First, the State needs to intercede and effectively sit permanently, and in good strength, between the warring sides in collaboration with local stakeholders. FC and Army presence needs to be enhanced manifolds. Road security, consequently, be enhanced and ensured.
Second, population relocation and provision of different entry/exit routes to such sect-based enclaves. Living together in peace and harmony is only a pipedream. The State can weigh up the option of relocating populations based on sect, with different variations, depending upon the resources available, to provide different, separate and not crisscrossing routes to both communities to avoid provocation and conflict.
We discuss and deliberate on the above two options and other CRMs next week in detail.
Meanwhile, one hopes that the politically amateur, agitational and protest-laced dispensation in KP would find the time and 'permission' to focus on the province's myriad problems, Kurram being one. 'Lament' will lead nowhere.

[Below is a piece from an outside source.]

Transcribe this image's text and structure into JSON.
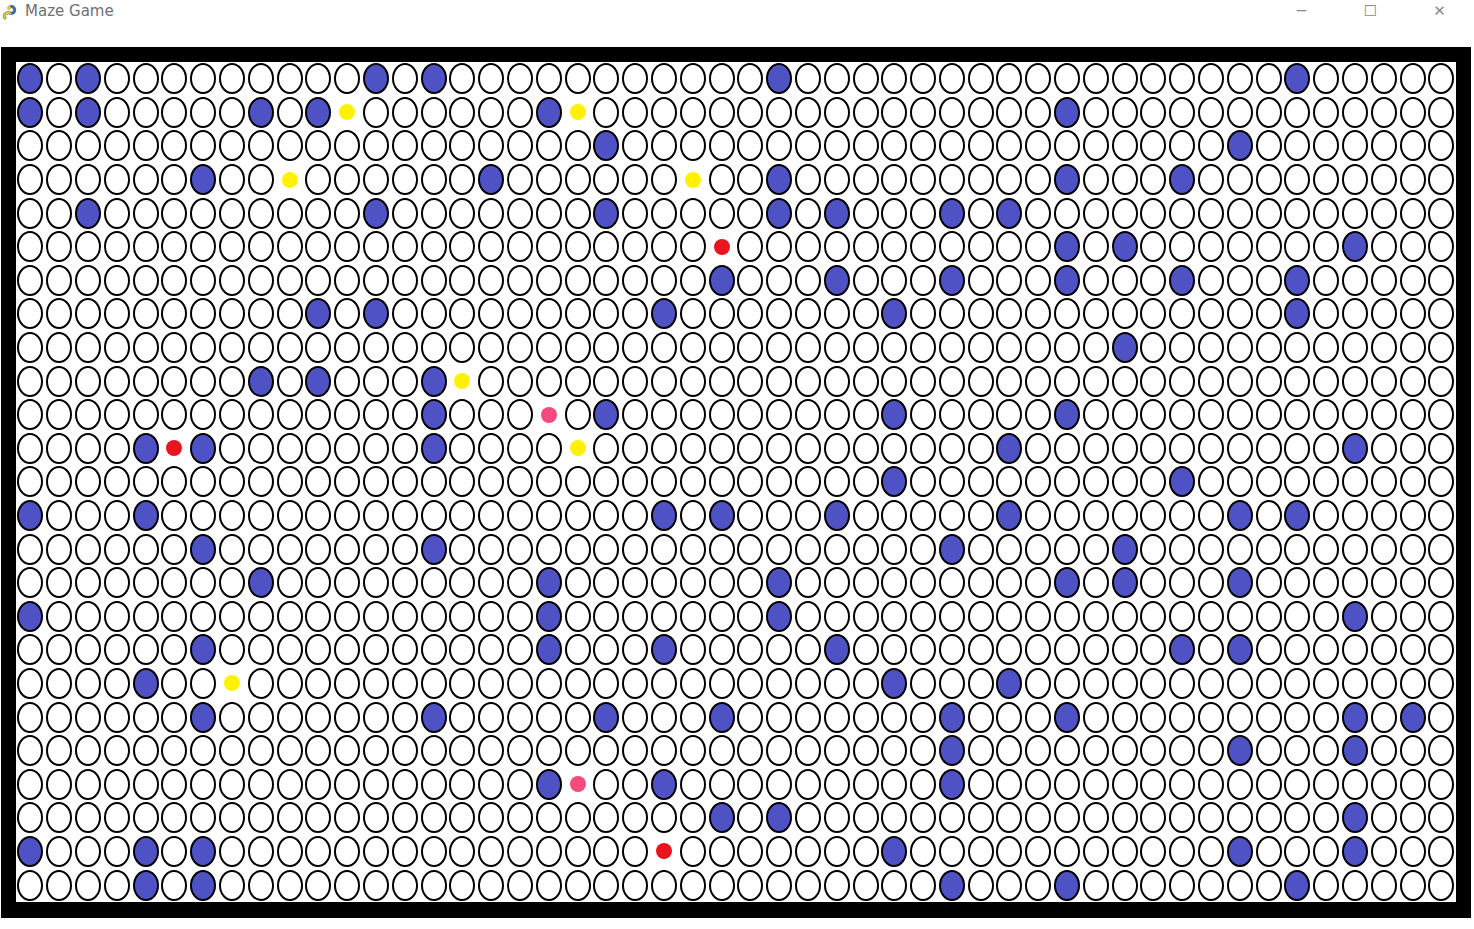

One remembers the Corps Commander visiting the troops, meeting the stakeholders to get a feel of the situation in 2007 on Day 2 of the conflict. Mr Gandapur, rather than persisting with his useless and politically suicidal yalghars against Islamabad, needs to grow up, find time, resources and the courage to face up to the problems and people of Kurram.
They - both sects - are not the children of lesser god!